We remain committed to providing first nations children access to the necessary supports and services in partnership with indigenous peoples. To that effect, it's important to note that 820,000 claims under Jordan's principle have been processed since 2016, which represents close to $2 billion in funding.
Most notably, in January 2020, An Act respecting First Nations, Inuit and Métis children, youth and families came into force. It is key to this conversation in transforming the relationship, responding to the calls to action and setting a new way forward. Indigenous governments and communities have always had the inherent right to decide things that people like me take for granted; that is, what is best for their children, their families and their communities. The act provides a path for them to fully exercise and lift up that jurisdiction.
As a result of this work led by indigenous communities, two indigenous laws have now come into force under the federal law, the Wabaseemoong Independent Nations law in Ontario and the Cowessess First Nation Miyo Pimatisowin Act in Saskatchewan. In each of these communities, children will have greater opportunity to grow up and thrive immersed in their culture and surrounded by loved ones.
I will now move on to an update on COVID-19.
Throughout the pandemic, and still today, Indigenous Services Canada has been aware of the particular vulnerability of indigenous communities to the virus.
From the outset, we knew that immediate, decisive measures were necessary to protect the communities as best we could. Our absolute priority was the safety, health and well-being of the First Nations, the Inuit and the Métis.
However, without the dedication and determination of all of the leaders of those communities, none of that would have been possible. I want to thank them for their continuous work over the last year, in particular in encouraging the members of their communities to get vaccinated.
With respect to vaccine roll-out, as of June 7, 687 indigenous communities had campaigns underway. In total, that corresponds to 540,581 doses administered, including first and second doses.
This means that 41% of eligible people aged 12 and over in the communities or living in the territories have received two doses of the vaccine. This is crucial in the communities where the population is predominantly young.

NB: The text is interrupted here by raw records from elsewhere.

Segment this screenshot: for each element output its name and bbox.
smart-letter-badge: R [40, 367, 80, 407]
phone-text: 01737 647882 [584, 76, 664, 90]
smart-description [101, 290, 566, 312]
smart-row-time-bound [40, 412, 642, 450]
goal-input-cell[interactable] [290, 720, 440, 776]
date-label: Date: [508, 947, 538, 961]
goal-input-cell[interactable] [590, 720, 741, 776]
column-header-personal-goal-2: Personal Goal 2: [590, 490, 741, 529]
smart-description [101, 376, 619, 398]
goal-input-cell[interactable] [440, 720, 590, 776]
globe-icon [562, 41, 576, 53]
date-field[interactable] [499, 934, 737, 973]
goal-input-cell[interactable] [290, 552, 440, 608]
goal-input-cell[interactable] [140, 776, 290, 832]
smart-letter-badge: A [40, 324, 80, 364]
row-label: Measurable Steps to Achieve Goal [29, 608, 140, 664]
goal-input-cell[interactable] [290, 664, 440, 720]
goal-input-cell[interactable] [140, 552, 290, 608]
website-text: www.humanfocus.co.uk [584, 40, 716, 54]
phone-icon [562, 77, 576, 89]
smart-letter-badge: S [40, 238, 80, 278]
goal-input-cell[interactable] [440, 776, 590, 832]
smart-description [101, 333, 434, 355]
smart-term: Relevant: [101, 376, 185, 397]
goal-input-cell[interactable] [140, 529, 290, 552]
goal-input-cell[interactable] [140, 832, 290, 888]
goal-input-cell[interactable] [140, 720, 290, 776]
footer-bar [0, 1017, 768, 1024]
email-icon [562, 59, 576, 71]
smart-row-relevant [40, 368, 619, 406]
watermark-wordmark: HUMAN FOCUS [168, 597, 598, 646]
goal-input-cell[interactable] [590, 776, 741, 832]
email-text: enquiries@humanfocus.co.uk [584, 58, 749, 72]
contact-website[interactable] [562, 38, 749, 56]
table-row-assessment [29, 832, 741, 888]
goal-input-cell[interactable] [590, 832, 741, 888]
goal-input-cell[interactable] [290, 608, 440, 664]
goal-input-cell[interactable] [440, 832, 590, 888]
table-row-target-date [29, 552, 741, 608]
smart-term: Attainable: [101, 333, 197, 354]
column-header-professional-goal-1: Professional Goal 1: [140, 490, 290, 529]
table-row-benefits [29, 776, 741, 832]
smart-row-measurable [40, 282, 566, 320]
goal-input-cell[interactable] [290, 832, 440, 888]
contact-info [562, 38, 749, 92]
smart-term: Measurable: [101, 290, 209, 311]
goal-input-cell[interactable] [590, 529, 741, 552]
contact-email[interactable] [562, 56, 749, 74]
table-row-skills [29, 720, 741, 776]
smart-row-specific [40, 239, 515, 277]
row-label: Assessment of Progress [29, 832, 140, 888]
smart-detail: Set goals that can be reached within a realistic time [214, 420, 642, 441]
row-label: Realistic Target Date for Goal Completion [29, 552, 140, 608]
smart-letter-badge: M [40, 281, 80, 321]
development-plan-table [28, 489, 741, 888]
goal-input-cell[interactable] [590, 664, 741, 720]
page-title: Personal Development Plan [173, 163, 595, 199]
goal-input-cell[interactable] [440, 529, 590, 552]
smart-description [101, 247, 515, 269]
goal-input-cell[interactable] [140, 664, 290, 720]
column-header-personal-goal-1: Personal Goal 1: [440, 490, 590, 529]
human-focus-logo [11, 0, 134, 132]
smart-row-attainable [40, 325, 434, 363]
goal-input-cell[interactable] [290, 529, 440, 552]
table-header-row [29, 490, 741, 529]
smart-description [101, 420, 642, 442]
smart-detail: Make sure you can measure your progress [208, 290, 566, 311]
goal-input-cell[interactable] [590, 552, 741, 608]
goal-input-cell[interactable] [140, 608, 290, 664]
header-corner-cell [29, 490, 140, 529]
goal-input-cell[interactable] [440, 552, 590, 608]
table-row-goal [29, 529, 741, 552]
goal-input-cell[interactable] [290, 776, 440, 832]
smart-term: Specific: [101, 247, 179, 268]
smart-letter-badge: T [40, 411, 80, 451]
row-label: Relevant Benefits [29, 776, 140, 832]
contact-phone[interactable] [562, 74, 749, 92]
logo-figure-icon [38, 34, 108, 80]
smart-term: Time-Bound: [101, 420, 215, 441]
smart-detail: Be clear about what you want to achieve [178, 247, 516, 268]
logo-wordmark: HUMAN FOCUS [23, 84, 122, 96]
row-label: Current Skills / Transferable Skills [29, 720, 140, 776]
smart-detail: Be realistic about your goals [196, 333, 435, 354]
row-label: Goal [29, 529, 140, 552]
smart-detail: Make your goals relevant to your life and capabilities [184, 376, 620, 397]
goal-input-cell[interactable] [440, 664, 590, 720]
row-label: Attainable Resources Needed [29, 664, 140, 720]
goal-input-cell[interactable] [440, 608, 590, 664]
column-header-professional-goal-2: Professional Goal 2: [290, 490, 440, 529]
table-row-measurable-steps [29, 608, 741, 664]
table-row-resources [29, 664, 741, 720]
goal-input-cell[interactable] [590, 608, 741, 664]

In addition, 80% of people have received a first dose, and if we consider those aged 12 and over, we are talking about 72%. So this is tremendous progress.
With respect to the number of cases, as of June 9, in First Nations communities, we are aware of 761 active cases, which is, fortunately, a decline from the previous week. That brings us now to just about 30,568 confirmed cases of COVID-19. Of those, 29,459 people have recovered, and, tragically, 348 others have died.
I see that perhaps that you're flagging me, Bob, or do I have a couple of minutes?